子どもが人のものを隠す理由と対処法

何度怒られても物を隠すのは、「本心の気持ち」をうまく伝えられないからかも……

何度怒られても物を隠すのは、「本心の気持ち」をうまく伝えられないからかも……

気持ち(感情)を伝える方法が下手なために、つい物を隠すという行為で自分を表現してしまう場合があります。大人は善悪の理屈で「そんなことするのは悪いことでしょ!」とお説教しがちです。しかし気持ちの受けとめ方次第で子どもの態度は見違えるように変化していきます。

<目次>

娘がたびたび他人の物を隠したりします

Q:7歳の娘が、たびたび他人の物を隠したりします。他人といってもとても仲の良いお友達の家の植木鉢や、逆に苦手なお友達の郵便物から勝手に郵便物を投げてしまったりします。娘の仕業とばれているのに「やっていない」と言い張り2人きりで静かに話をすると「やった」と認めます。なぜなのか?本人もわからないのか教えてくれません。「おもしろい」「楽しい」いたずらではないと言っています。娘は他人の持ち物がとてもよく見えたり、他人に対して憧れたり真似をする子です。どう対処したらよいのでしょうか。
 

子供が人の物を隠す心理……それは自分を解って欲しいサイン

A:親としては「人に迷惑をかけている事実」を発見すると、冷静な気持ちではいられません。つい「どうしてそんなことするの!」「人の物を隠すなんて悪い事でしょ!」「何回も注意させないでよ!」と怒ったり情けなくなったりしてしまいます。バレバレの状況なのに「やってない!」と言い張る子どもの気持ちとしては、自分で自分を守るしかないという断崖絶壁に追い詰められた心境なのです。落ち着いた頃にゆっくり話すと、自分のしたことを認めたり反省もしているのです。しかし「本心の気持ち」が納得して発散されていないと、その時は反省したつもりでも、何度も同じような注意をされる行動になりがちです。

まず子どもの感情を受け入れた上で、物を隠す行動に対する指導を

物を隠すという行為の裏にはお子さんなりの感情が爆発しての行動のようです。

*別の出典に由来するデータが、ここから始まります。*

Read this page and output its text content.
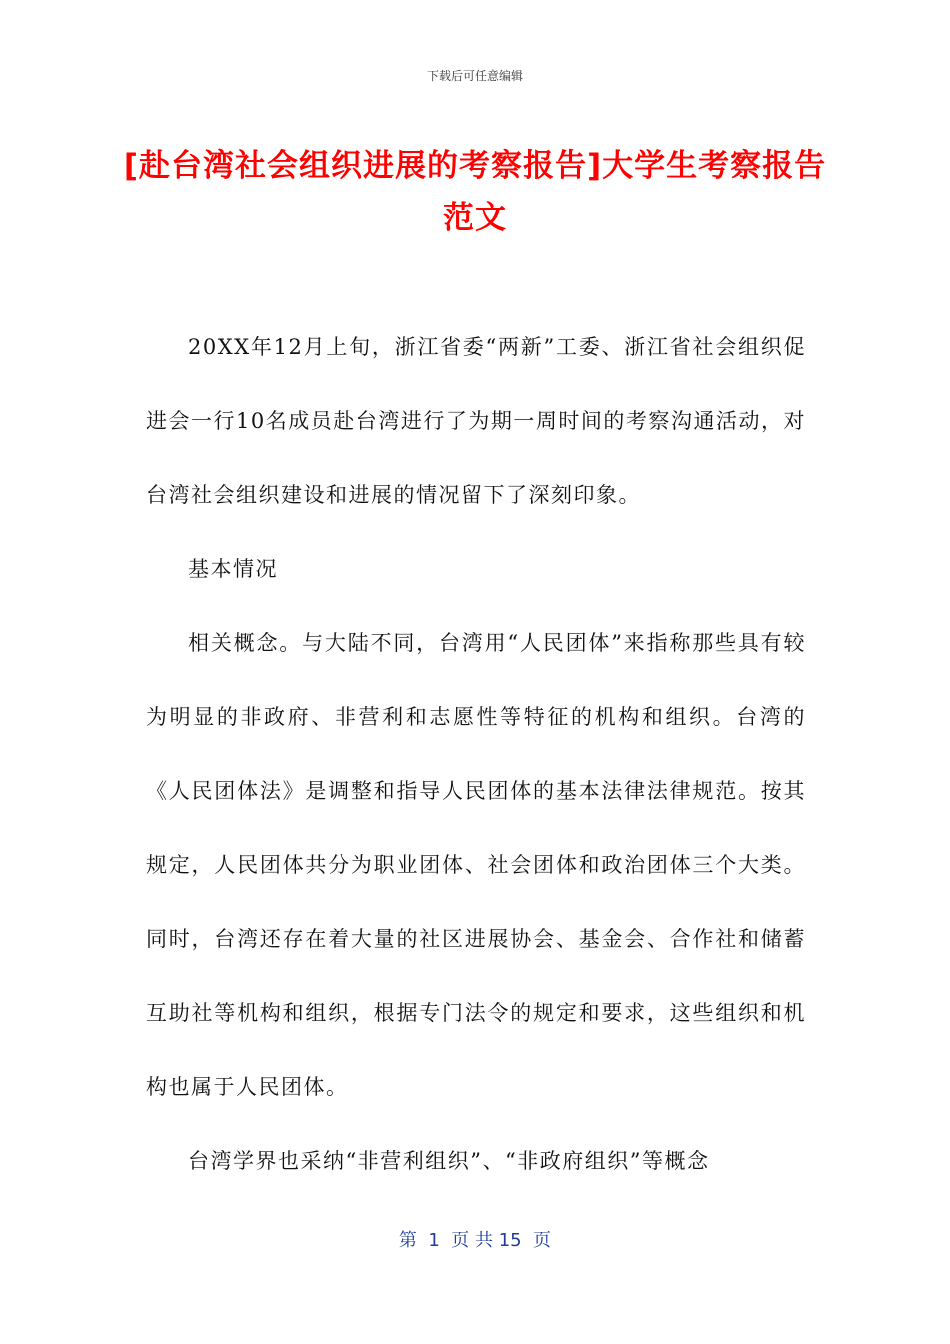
下载后可任意编辑
[赴台湾社会组织进展的考察报告]大学生考察报告范文

20XX年12月上旬，浙江省委“两新”工委、浙江省社会组织促进会一行10名成员赴台湾进行了为期一周时间的考察沟通活动，对台湾社会组织建设和进展的情况留下了深刻印象。

基本情况

相关概念。与大陆不同，台湾用“人民团体”来指称那些具有较为明显的非政府、非营利和志愿性等特征的机构和组织。台湾的《人民团体法》是调整和指导人民团体的基本法律法律规范。按其规定，人民团体共分为职业团体、社会团体和政治团体三个大类。同时，台湾还存在着大量的社区进展协会、基金会、合作社和储蓄互助社等机构和组织，根据专门法令的规定和要求，这些组织和机构也属于人民团体。

台湾学界也采纳“非营利组织”、“非政府组织”等概念

第  1  页 共 15  页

状況を○×判定をしないで「お友達の物を隠したい気持ちになっちゃったんだね。」と、そうせずにはいられなかった気持ちを聞いてあげてください。怒りたい大人側の気持ちを抑えるのに練習が必要ですが「一緒に遊んでくれなかったから」とか「ふざけっこして遊んでいるの」など色々な子どもの気持ちが返ってきます。

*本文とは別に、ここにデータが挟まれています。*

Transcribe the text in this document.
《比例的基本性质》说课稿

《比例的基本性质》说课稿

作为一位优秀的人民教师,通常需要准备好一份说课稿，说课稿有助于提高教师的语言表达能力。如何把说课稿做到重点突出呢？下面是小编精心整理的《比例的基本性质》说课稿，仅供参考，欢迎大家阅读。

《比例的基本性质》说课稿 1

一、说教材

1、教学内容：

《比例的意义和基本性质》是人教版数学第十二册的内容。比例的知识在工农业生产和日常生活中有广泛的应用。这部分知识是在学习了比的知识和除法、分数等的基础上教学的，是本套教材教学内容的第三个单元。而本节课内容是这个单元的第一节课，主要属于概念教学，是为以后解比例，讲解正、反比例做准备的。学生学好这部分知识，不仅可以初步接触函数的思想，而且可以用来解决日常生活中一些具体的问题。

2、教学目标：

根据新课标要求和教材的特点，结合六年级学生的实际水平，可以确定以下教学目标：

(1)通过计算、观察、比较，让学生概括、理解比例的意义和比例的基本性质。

そこで始めて隠したことで相手に迷惑をかけ、相手がどんな気持ちになるかを説明したりママの気持ちを伝えましょう。子どもは「やるせない気持ち、怒った気持ち、寂しかった気持ち、悔しかった気持ち」などを相手に上手に説明が出来ないのです。そんなモヤモヤした気持ちを丸ごとママに受け止めてもらいたい願望があるのです。ママに「そうだったんだ」「よしよし、そうかそうか」と受け入れてもらった後ならば、指導としての注意や友達の気持ち・ママの気持ちなどの説明や指導も子どもの心に入ってきます。受け止めてもらうことを承認欲求ともいわれますが、自尊心を満たしてあげることが相手を思いやる次へのステップになるのです。

親子で正直な気持ちを伝え合うコミュニケーションの場を持つと、子どもは自分で善悪や妥協点を見つけることが出来るようになってきます。「あの時の自分の気持ち」を気づき納得が積み重なると、さまざまな状況において自己判断ができるようになっていきます。

自分にとっての良い解決策は、いつも気持ち(感情)を大切にすることから始まります。「本心の気持ち」が発散されずモヤモヤしていると、叱られた時は反省したつもりでも心の底でくすぶり続け突然思いがけない行動に出たりします。小さい頃から自分の気持ちを大切にできるように見守ってあげたいですね。